Session Abstract
Growing temporal distance and general shifting of perspectives, significant closures since 1989-91 for the meanings of the “long postwar,” postcolonial and globalizing encouragements to seeing European history in wider settings, current “transnationalizing” impetus in contemporary historiography, and new comparative perspectives on genocide, state-directed violence, population politics, migrancy, refugees, and human rights – all these developments allow us to rethink familiar aspects of World War II. From Mark Mazower’s Dark Continent (1998), through Tony Judt’s Postwar (2006), to Timothy Synder’s Bloodlands (2010), major new works have suggested how that history might be rewritten, though still without breaking through the barriers of Eurocentrism. With more success (e.g. Dan Stone, Dirk Moses, Christian Gerlach, Donald Bloxham, Cathie Carmichael), recent historiography of the Holocaust has established new comparative perspectives on genocide, displacement and forced migration of peoples, treatment of refugees, and the resulting fallout for the evolving discourse of international human rights.
By exploring varying places from which these overarching questions might be viewed, ranging from a large-scale transnational vantage-point inside Europe itself (Eley) to the contiguous extra-European region of the Caucasus, Central Asia, and the Middle East (Grossmann) and a globalized perspective on the postwar (Moses), we hope to suggest some of the ground from which these very large problems may be viewed.
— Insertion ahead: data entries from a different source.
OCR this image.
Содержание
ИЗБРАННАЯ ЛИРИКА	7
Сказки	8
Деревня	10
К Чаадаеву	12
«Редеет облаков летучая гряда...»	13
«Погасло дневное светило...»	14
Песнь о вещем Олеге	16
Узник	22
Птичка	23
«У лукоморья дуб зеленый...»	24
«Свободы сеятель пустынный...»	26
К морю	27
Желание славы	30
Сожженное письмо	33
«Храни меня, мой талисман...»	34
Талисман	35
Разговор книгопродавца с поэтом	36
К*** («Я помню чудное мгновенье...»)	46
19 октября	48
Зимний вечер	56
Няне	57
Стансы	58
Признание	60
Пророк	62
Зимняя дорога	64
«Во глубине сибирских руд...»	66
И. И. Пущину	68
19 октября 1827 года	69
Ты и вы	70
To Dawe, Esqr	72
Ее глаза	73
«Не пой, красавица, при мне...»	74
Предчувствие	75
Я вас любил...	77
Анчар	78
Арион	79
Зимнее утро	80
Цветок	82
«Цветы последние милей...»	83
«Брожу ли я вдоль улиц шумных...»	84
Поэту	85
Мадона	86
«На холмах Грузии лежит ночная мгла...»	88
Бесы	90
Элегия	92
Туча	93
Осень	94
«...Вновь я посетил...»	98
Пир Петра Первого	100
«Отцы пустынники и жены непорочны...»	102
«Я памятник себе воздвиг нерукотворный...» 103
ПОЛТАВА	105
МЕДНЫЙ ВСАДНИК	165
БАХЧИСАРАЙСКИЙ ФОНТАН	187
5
While our panel brings together scholars who were trained as European historians, they each seek to engage the above questions in comparative, transnational, and larger-than-European ways. Whether by their attention to legacies of colonialism and empire, to gender, or to aspects of the European transnational, they each seek to defamiliarize Europe’s twentieth-century pasts. Their focus will be on the middle third of the twentieth century. Atina Grossmann (Cooper Union) builds on her recent study of Jews, Germans, and Allies in to explore a very differently spatialized history of Jewish flight and survival. Geoff Eley (University of Michigan) sets the massive population movements of the 1940s in the broader and deeper contexts of an imperial Europe in the twentieth century. Finally, Dirk Moses (European University Institute) proposes a global context for understanding forced population movements in their relation to processes of statemaking explicitly situated in Europe’s imperial past. Wendy Lower (Ludwig Maximilians University, Munich) author of Nazi Empire Building and the Holocaust in Ukraine (2005) will be the chair. Commentary will be given by Tara Zahra (University of Chicago), author of Kidnapped Souls: National Indifference and the Battle for Children in the Bohemian Lands 1900-1948 (2008).
Given the powerful contemporary resonances of this topic, we are confident that the panel will provoke a great deal of debate. Our ambition is to create a framework conducive to discussion both thoughtful and comparative.